A $15-billion open secret calls measures of exchange-traded fund values and industry assets into question
The introduction of single-ticket multi-fund products has been touted as a step forward for Canadian investors, especially those seeking a convenient way to get multi-asset exposure based on a specific risk tolerance level. But that has led to an unintended consequence.
“[T]he assets-under-management figures touted by the industry and some providers are ‘double counting’ as much as $15 billion in assets held in a growing class of ‘fund of fund’ products,” reported Victor Ferreira of the Financial Post.
Ferreira noted that most of the top Canadian providers have come out with ETFs of ETFs, which reinvest their assets into one or more of a provider’s base ETFs. That means when AUMs are calculated, assets placed in fund-of-fund offerings are counted not just for those products, but also for each individual fund within a given multi-fund product’s portfolio.
Figures from the National Bank of Canada indicate that Canada’s ETF space has a total AUM of $188 billion. But when accounting for double counting, it falls to $173 billion. Applying the same logic to ETF flows up to the end of September suggests that inflows for 2019 so far amount to $14.2 billion rather than $15.6 billion.

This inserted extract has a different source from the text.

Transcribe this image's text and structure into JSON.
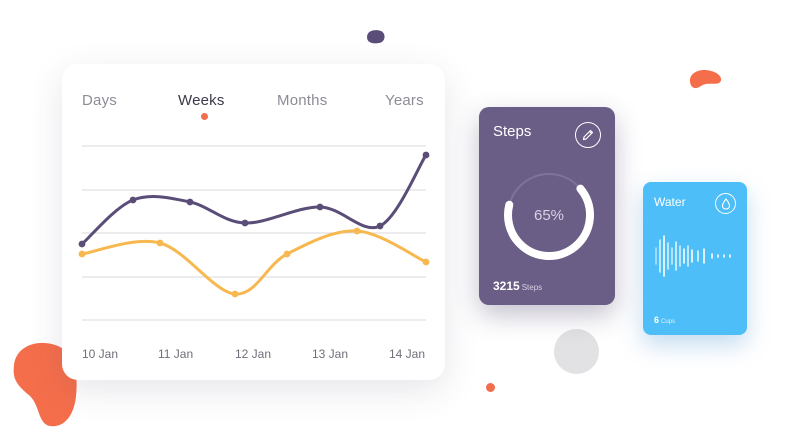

“Double counting is a marketing tactic — it’s a show of force,” Mark Noble, senior vice-president of ETF strategy at Horizons ETFs, said to the Post. “[B]y and large, rightly or wrongly, usually the deciding factor on if [investors] buy an ETF in an asset class is whether it’s the largest or not.”
Horizons has three asset-allocation offerings that are invested entirely in its own ETFs, as well as another four fund-of-fund solutions composed of ETFs from third parties. According to Noble, the firm doesn’t scrub out the double-counting effect when calculating its ETF AUMs.
Based on its own in-house analysis of BMO Global Asset Management’s ETF line-up, the Post determined that the firm also does not eliminate double counting from its AUM determinations. If holdings within BMO GAM’s 19 ETFs-of-ETFs were subtracted appropriately, its total AUM as of October 7 would dip from $59.91 billion to $52.93 billion.
“Vanguard, which ranks third in the ranking of ETF providers by AUM, has five asset allocation ETFs of ETFs, entirely made up of its own products,” the news outlet noted.
Investment firms have no real incentive to do away with double counting, Noble said. He also reported observing some new products amass hundreds of millions in AUM a few weeks after launch; after looking into their holdings, he said the lion’s share of flows came from other investment products offered by the same provider.
But according to Daniel Straus, National Bank of Canada vice-president of ETFs and financial product research, the practice of double counting is neither illegal nor harmful to investors. “[T] he size of the assets in a fund complex only really matter to the managers and shareholders of that company rather than the investors in the trusts who are getting the return experience of the underlying holdings,” he said.
There’s also a potential benefit, he added. Many ETFs-of-ETFs are created to provide a Canada- hedged alternative to an already existing product, so high trading activity for one will naturally result in a liquidity boost for the other.